Headline writers around the Web went free-range with poultry gags: Chicken Wingnut; Lowden Playing Chicken With Harry Reid -- And Losing; Keep Bartering That Chicken, Sue Lowden (an homage to New York news anchor Ernie Anastos' famed fowl-language blooper).

On Thursday, Lowden accused Reid of trying to make her look bad and "change the subject from his 2,700 pages of government-run health care," the Nevada Appeal reported.

But this week, the subject is chickens -- even if a couple of fast-food giants might like to change that.

PETA pecked at McDonald's -- already under fire for not using eggs from cage-free hens -- with an ad released Thursday that brought actress Bea Arthur back from the dead. It scolded McDonald's not so much for killing chickens but for the way it does so. PETA said Arthur left money in her will for the group to "pressure McDonald's to switch to a less violent, USDA-approved chicken-slaughter method."

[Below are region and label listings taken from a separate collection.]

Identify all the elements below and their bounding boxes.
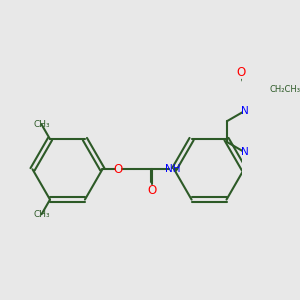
Text: NH: NH [165,164,181,174]
Text: O: O [236,66,246,79]
Text: CH₃: CH₃ [33,210,50,219]
Text: N: N [241,147,249,158]
Text: O: O [147,184,157,196]
Text: CH₃: CH₃ [33,120,50,129]
Text: N: N [241,106,249,116]
Text: CH₂CH₃: CH₂CH₃ [269,85,300,94]
Text: O: O [114,163,123,176]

Meanwhile, KFC is denying reports that its new no-bun Double Down chicken sandwich has twice as many calories and grams of fat as the company claims. And its Buckets for the Cure promotion is generating buckets of bad publicity. The chicken chain has teamed up Susan G. Komen for the Cure to support breast cancer research. KFC said it's raised more than $1.8 million this month by selling chicken in special pink buckets, which have the names of breast cancer victims and survivors printed on them.

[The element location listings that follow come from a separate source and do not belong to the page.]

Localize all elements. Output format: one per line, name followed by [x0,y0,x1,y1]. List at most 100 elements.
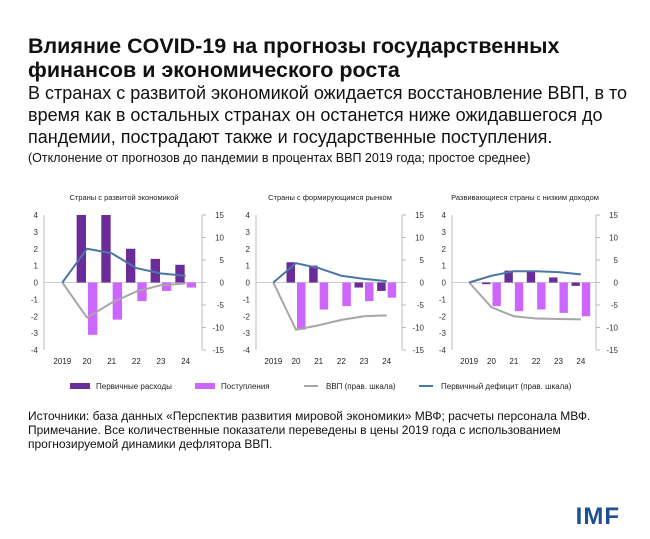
bar-revenue [137,282,147,302]
right-tick-label: 0 [220,279,225,288]
right-tick-label: 15 [609,211,618,220]
bar-revenue [186,282,197,288]
left-tick-label: -2 [243,312,251,321]
bar-revenue [162,282,172,291]
charts: Страны с развитой экономикой43210-1-2-3-… [31,193,619,391]
right-tick-label: 10 [215,234,224,243]
left-tick-label: -2 [31,312,39,321]
bar-primary-spending [354,282,363,288]
left-tick-label: 0 [246,279,251,288]
category-label: 24 [576,357,585,366]
left-tick-label: 3 [246,228,251,237]
category-label: 20 [83,357,92,366]
bar-primary-spending [150,258,160,283]
category-label: 23 [157,357,166,366]
right-tick-label: 15 [415,211,424,220]
right-tick-label: 5 [420,256,425,265]
legend-label: Поступления [221,382,270,391]
bar-revenue [387,282,397,298]
right-tick-label: -5 [217,301,225,310]
bar-primary-spending [549,277,558,283]
bar-primary-spending [571,282,580,286]
left-tick-label: 2 [246,245,251,254]
right-tick-label: -10 [212,324,224,333]
line-gdp [61,281,186,319]
bar-primary-spending [175,264,185,283]
left-tick-label: -1 [243,295,251,304]
category-label: 24 [181,357,190,366]
right-tick-label: 10 [415,234,424,243]
category-label: 22 [132,357,141,366]
right-tick-label: 5 [614,256,619,265]
bar-revenue [88,282,98,335]
left-tick-label: 0 [442,279,447,288]
left-tick-label: 1 [442,262,447,271]
legend-swatch [70,383,90,389]
line-primary-deficit [468,270,581,284]
bar-revenue [297,282,306,330]
right-tick-label: -10 [412,324,424,333]
sources-text: Источники: база данных «Перспектив разви… [28,409,591,423]
left-tick-label: 1 [246,262,251,271]
legend-label: Первичные расходы [96,382,172,391]
line-primary-deficit [272,262,387,284]
bar-primary-spending [309,265,318,283]
left-tick-label: 4 [246,211,251,220]
header: Влияние COVID-19 на прогнозы государстве… [0,0,650,166]
right-tick-label: -15 [212,346,224,355]
left-tick-label: -1 [31,295,39,304]
right-tick-label: -10 [606,324,618,333]
left-tick-label: -4 [31,346,39,355]
right-tick-label: -5 [417,301,425,310]
right-tick-label: 15 [215,211,224,220]
spacer [0,451,650,491]
bar-revenue [581,282,591,317]
left-tick-label: 0 [34,279,39,288]
bar-revenue [537,282,546,310]
right-tick-label: 5 [220,256,225,265]
bar-primary-spending [286,262,295,283]
category-label: 20 [292,357,301,366]
line-primary-deficit [61,247,186,284]
left-tick-label: 4 [442,211,447,220]
left-tick-label: 4 [34,211,39,220]
right-tick-label: 0 [420,279,425,288]
legend-swatch [195,383,215,389]
bar-primary-spending [76,215,86,283]
imf-logo: IMF [575,503,620,530]
bar-revenue [492,282,501,307]
left-tick-label: -3 [439,329,447,338]
page-title: Влияние COVID-19 на прогнозы государстве… [28,34,560,82]
bar-revenue [365,282,374,302]
category-label: 2019 [264,357,282,366]
right-tick-label: -15 [606,346,618,355]
left-tick-label: 3 [34,228,39,237]
chart-title: Развивающиеся страны с низким доходом [451,193,599,202]
line-gdp [272,282,387,331]
category-label: 22 [337,357,346,366]
page-subtitle: В странах с развитой экономикой ожидаетс… [28,83,628,147]
category-label: 23 [360,357,369,366]
category-label: 2019 [460,357,478,366]
legend-label: Первичный дефицит (прав. шкала) [441,382,572,391]
left-tick-label: -2 [439,312,447,321]
left-tick-label: -3 [31,329,39,338]
category-label: 21 [314,357,323,366]
bar-primary-spending [101,215,111,283]
left-tick-label: -1 [439,295,447,304]
left-tick-label: -4 [439,346,447,355]
category-label: 21 [107,357,116,366]
left-tick-label: 1 [34,262,39,271]
bar-revenue [514,282,524,312]
chart-title: Страны с формирующимся рынком [268,193,392,202]
left-tick-label: 3 [442,228,447,237]
category-label: 20 [487,357,496,366]
right-tick-label: -15 [412,346,424,355]
bar-primary-spending [504,270,513,283]
line-gdp [468,281,581,321]
category-label: 23 [554,357,563,366]
left-tick-label: -3 [243,329,251,338]
bar-revenue [319,282,329,310]
category-label: 2019 [53,357,71,366]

"But the money and commemorative touches have done nothing to quell criticism about the ties between the charity and a company that sells fat-laden foods, which have been found to predispose women to breast cancer," The Chronicle of Philanthropy reported. The headline on Care2.com was more blunt: KFC Peddling Cancer-Causing Food in Pink Buckets.

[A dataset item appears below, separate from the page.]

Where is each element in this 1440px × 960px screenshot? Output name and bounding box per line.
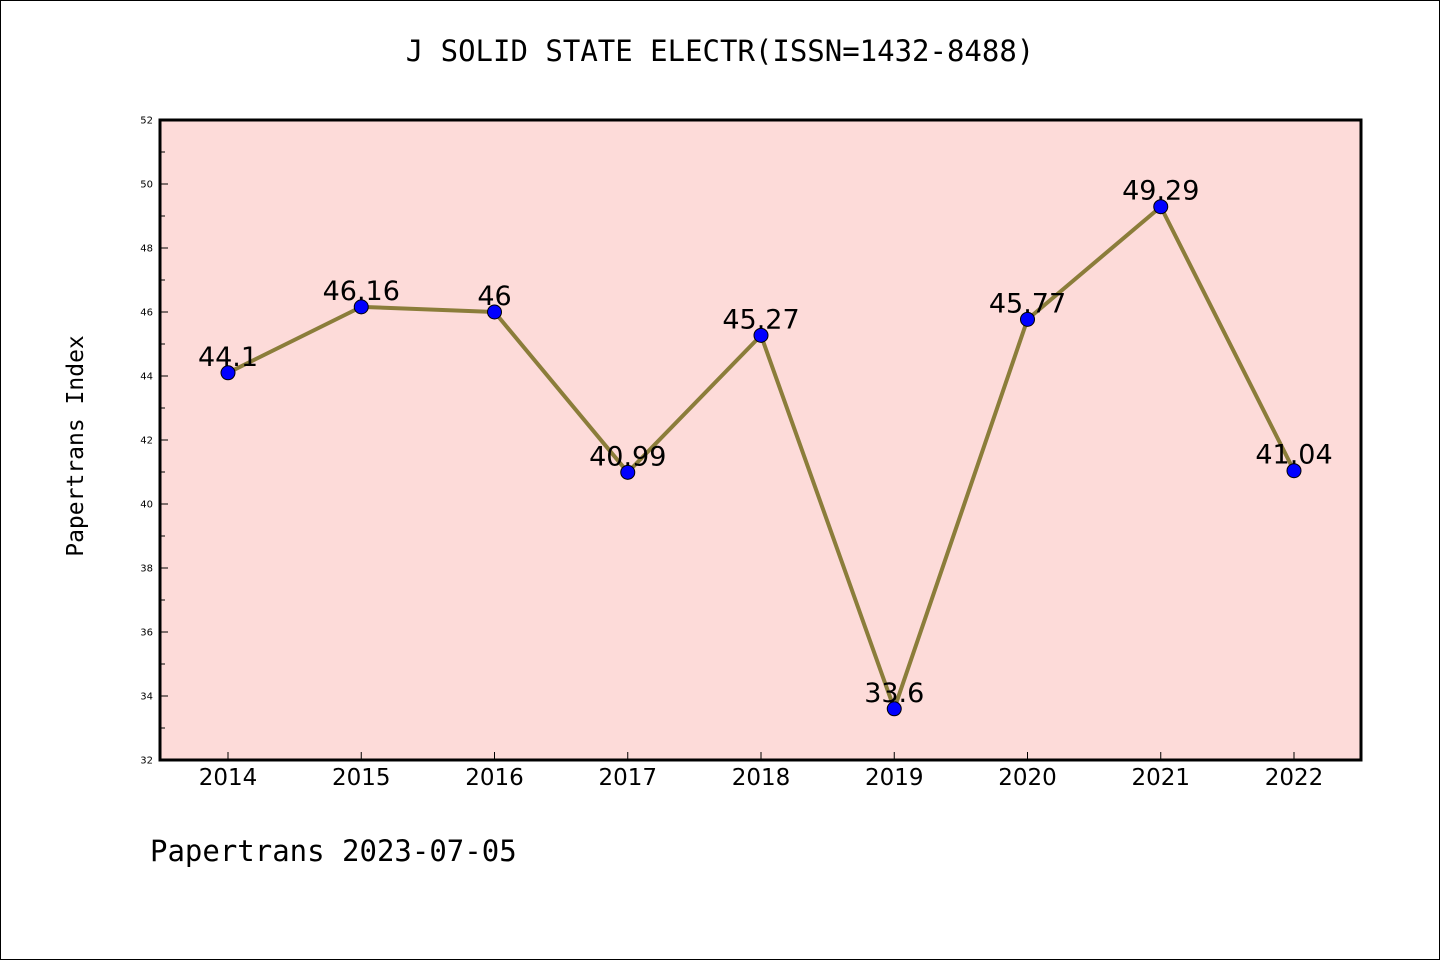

Need another reason not to eat chicken? Bolivia's leftist President Evo Morales claims it makes men bald and gay.

"The chicken we eat is loaded with female hormones. So, when men eat it, they tend to deviate from their manhood," Morales told an audience at a climate change summit this week. Critics across the blogosphere cackled.

"Hard call: Who is deploying chickens in the service of dubious political positions in a more ludicrous manner: Sue Lowden or Evo Morales?," wondered The New Yorker's Amy Davidson.

This week's chicken news phenomenon knows no boundaries. It is local -- as in Holyoke, Mass., where citizens are embroiled in a debate over whether they can keep chickens in their yards. And it is international -- as in Britain, where a man threw an egg at Conservative party leader David Cameron during a campaign appearance Wednesday.

Cameron, who's been trailed recently by a tabloid journalist dressed as a chicken, reportedly quipped afterward: "Now I know which came first, the chicken not the egg."